Thus, the operator can be advised to maintain stability of the
stacked sheet bundles. Thus, the present embodiment is configured
such that the controls exemplified above are executable.
[0391] Additionally, in the case of inhibiting shifting discharge
processing, the control unit 205 inserts a dividing sheet between
sheet bundle and sheet bundle, for example. Thus, the operator can
readily distinguish between sheet bundle and sheet bundle and
separate, even without the various sheet bundles being in a shifted
state. Thus, the present embodiment is configured such that the
controls exemplified above are executable.
[0392] Also, the control unit 205 controls the various copies of
sheet bundles for one job specified to print multiple copies so as
to be stacked in a shifted state. Thus, the present embodiment is
configured such that the controls exemplified above are
executable.
[0393] With the present embodiment of a system configuration having
various configurations, various advantages described with the
present embodiment can be achieved. However, a configuration does
not need to use all of these, and arrangements may be made wherein
only one advantage of a specific point of the present invention is
executable, which are included in the present invention.
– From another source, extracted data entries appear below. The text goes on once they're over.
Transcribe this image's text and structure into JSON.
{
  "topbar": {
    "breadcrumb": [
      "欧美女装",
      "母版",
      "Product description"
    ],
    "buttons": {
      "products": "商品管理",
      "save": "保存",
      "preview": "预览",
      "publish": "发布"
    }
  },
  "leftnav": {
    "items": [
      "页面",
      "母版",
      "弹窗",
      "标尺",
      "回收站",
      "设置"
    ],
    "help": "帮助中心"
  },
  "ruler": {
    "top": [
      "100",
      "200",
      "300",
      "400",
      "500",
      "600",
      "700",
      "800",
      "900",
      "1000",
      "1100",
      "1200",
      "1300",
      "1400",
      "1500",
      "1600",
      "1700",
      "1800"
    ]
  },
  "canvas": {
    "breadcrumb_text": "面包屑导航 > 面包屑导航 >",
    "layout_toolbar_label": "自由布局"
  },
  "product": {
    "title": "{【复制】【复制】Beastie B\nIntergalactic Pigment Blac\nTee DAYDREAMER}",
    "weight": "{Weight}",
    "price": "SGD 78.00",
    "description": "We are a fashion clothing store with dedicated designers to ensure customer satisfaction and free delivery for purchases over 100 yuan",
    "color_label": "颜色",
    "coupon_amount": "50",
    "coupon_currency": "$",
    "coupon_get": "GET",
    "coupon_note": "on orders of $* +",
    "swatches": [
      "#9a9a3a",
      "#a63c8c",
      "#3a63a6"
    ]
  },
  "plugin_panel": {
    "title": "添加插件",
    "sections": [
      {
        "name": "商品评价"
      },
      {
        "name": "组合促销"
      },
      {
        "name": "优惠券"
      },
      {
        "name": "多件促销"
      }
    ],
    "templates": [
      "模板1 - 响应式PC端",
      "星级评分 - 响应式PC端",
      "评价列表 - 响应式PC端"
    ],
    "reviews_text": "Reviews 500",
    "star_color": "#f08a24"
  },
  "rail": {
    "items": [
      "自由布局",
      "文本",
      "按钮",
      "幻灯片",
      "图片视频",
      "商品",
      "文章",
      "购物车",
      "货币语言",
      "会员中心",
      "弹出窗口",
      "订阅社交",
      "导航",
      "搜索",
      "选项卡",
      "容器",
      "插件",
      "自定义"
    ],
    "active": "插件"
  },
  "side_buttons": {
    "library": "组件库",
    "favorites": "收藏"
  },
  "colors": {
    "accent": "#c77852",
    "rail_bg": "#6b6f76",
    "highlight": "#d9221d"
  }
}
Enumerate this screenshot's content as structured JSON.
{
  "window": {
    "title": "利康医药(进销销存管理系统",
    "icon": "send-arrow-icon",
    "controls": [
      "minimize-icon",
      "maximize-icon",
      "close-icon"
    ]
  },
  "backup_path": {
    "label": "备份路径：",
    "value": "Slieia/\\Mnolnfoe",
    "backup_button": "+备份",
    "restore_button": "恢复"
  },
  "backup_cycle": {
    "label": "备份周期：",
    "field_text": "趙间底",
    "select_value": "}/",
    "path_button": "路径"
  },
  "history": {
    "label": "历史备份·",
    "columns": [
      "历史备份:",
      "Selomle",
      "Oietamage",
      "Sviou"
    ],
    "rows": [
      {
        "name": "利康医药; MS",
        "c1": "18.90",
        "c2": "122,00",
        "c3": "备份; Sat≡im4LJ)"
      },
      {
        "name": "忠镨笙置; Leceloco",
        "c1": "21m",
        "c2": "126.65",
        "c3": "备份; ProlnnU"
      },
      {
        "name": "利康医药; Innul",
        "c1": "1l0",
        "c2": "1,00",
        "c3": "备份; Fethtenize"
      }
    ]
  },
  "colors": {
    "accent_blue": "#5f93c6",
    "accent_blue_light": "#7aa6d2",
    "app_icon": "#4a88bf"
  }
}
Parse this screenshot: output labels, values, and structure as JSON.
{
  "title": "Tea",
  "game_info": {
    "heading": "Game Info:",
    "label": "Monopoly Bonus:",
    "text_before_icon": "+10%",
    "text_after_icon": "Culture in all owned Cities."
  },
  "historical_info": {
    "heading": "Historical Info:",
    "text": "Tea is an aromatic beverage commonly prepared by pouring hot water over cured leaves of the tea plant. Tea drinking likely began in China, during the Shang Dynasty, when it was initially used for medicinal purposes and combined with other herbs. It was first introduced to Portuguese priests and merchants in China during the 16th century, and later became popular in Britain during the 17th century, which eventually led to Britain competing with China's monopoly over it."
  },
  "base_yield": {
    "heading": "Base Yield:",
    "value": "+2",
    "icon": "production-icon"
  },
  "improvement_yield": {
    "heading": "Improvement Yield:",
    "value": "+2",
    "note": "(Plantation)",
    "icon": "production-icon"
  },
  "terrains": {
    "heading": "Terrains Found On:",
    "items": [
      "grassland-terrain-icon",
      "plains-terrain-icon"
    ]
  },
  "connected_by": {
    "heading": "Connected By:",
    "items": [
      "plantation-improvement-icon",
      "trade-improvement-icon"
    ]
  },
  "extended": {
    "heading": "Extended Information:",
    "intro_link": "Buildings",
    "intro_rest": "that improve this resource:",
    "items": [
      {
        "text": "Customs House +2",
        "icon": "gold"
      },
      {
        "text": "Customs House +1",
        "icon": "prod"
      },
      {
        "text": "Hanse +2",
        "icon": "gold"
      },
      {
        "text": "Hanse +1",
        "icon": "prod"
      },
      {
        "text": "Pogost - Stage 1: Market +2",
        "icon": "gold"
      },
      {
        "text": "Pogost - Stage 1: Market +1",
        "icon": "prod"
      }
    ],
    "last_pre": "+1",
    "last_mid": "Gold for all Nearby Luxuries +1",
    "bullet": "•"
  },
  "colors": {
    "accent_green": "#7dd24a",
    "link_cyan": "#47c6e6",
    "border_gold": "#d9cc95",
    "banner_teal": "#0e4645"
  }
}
[0394] Also, with the present embodiment, an example of the control
unit 205 stacking sheet bundle and sheet bundle in a shifted state
as to one another employing matching units 2104a and 2104b which
are provided at the discharge unit of each apparatus. However, if
sheet bundle and sheet bundle can be stacked in a shifted state as
to one another, this should not be limited to this method. For
example, in the event of discharging a sheet, the control unit 205
can stack the sheet bundle and sheet bundle in a shifted state by
shifting the tray for each job (or each copy) in the direction
orthogonal to the discharge direction of the sheets.
[0395] Also, the primary controls disclosed by the present
invention have been introduced as a configuration executed by the
control unit 205 which is built in to the printing apparatus 100,
but other configurations may also be used.
[0396] For example, of the two representative controls of the
operating control relating to UI and the actual operation control
for the system 1000, the operation control may be executed by the
control unit 205, and the operating control may be realized by a UI
control unit such as a display control unit or the like.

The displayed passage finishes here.